12. As far as the reliance placed on the decision of the Delhi High Court [cited supra] is concerned, we do not find that the assessee could draw any strength from the said decision. The Delhi High Court discussed about the distinction between the “finance agreement” and the “operational lease” with reference to the decisions of the Apex Court and ultimately remitted the case for fresh consideration. As had been pointed out in the decision reported in Sundaram Finance Ltd. v. State of Kerala AIR 1966 SC 1178 the true effect of a transaction has to be seen from the terms of the agreement. The Supreme Court pointed out as follows:
“….When a person desiring to purchase goods and not having sufficient money on hand borrows the amount needed from a third person and pays it over to the vendor, the transaction between the customer and the lender will unquestionably be a loan transaction. The real character of the transaction would not be altered if the lender himself is the owner of the goods and the owner accepts the promise of the purchaser to pay the price or the balance remaining due against delivery of goods. But a hire-purchase agreement is a more complex transaction. The owner under the hire-purchase agreement enters into a transaction of hiring out goods on the terms and conditions set out in the agreement, and the option to purchase exercisable by the customer on payment of all the instalments of hire arises when the instalments are paid and not before. In such a hire-purchase agreement there is no agreement to buy goods; the hirer being under no legal obligation to buy has an option either to return the goods or to become its owner by payment in full of the stipulated hire and the price for exercising the option. This class of hire-purchase agreements must be distinguished from transactions in which the customer is the owner of the goods and with a view to finance his purchase he enters into an arrangement which is in the form of a hire-purchase agreement with the financier, but in substance evidences a loan transaction, subject to a hiring agreement under which the lender is given the license to seize the goods.”

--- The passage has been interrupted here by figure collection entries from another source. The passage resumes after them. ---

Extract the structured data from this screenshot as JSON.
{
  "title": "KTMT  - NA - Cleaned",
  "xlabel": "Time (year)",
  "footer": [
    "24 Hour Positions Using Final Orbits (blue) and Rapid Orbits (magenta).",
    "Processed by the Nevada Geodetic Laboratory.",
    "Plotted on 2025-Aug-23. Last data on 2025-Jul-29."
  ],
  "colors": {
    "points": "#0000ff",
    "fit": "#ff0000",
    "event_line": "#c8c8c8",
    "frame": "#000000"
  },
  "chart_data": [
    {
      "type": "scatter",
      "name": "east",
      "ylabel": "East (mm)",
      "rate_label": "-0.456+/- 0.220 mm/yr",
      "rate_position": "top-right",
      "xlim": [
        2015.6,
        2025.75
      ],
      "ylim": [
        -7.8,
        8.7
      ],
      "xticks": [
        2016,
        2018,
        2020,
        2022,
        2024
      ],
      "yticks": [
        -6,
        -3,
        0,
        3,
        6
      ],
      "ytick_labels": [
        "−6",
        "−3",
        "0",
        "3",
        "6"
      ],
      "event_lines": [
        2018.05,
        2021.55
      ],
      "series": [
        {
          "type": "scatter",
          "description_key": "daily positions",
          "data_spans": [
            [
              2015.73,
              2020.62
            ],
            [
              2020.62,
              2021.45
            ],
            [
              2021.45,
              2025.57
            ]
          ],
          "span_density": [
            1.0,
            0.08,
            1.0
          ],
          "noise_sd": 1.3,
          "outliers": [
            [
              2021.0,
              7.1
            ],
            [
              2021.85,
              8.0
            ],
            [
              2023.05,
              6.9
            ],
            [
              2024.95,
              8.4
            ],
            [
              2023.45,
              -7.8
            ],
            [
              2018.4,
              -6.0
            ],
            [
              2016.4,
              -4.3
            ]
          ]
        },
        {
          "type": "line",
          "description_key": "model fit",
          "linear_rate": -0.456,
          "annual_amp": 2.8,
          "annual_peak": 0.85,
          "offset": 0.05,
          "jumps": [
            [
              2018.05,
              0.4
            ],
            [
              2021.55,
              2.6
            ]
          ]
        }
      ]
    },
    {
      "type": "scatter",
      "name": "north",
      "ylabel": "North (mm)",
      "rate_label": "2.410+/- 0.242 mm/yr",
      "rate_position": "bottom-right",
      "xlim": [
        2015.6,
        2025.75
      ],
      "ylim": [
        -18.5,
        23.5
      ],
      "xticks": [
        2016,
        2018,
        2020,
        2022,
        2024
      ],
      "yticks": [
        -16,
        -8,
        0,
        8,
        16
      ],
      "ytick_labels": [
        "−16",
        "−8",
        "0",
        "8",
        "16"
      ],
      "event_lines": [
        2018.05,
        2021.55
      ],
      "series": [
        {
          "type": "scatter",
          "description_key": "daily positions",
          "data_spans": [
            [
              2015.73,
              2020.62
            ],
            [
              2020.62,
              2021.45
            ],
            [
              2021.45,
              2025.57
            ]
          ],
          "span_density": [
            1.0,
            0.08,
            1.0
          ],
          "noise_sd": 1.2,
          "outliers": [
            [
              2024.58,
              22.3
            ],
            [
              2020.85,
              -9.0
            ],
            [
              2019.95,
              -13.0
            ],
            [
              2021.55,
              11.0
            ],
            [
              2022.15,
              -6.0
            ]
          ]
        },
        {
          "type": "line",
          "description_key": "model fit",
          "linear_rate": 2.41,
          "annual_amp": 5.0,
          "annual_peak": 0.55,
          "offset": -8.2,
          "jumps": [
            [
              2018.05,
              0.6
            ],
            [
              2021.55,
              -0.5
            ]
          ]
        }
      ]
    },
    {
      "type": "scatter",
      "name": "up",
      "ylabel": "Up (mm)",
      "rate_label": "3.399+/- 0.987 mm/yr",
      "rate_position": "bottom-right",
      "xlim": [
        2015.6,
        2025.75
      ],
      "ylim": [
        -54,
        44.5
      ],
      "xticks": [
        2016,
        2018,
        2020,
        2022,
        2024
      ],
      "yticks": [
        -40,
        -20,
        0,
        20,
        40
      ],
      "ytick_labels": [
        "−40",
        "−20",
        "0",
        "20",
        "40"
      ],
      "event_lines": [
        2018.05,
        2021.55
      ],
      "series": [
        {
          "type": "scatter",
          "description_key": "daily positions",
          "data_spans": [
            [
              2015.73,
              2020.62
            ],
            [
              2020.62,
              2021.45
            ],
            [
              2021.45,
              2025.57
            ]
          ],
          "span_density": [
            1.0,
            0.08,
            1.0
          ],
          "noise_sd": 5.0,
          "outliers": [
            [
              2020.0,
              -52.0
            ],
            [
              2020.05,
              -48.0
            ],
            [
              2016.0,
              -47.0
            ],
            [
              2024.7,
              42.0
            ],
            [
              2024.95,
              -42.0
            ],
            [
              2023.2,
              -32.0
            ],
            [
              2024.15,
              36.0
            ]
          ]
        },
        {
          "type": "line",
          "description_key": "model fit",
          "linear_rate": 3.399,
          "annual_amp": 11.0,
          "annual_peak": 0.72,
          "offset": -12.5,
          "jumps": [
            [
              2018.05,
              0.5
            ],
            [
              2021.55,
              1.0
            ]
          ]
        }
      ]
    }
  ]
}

13. As far as the present case is concerned, the question herein has to be seen from the terms of the agreement entered into between the assessee, which was placed before the Assessing Officer as well as before other Appellate Authorities, a copy of which is also placed before us and we have also gone through it. In the light of the details contained in the agreement has been narrated by us in the preceding paragraphs and considering the import of the agreement, we have no hesitation in rejecting the assessee’s contention that the transaction is only a finance lease.
14. In the result, the Tax Case (Appeals) are dismissed. No costs. Consequently, the connected miscellaneous petitions are closed.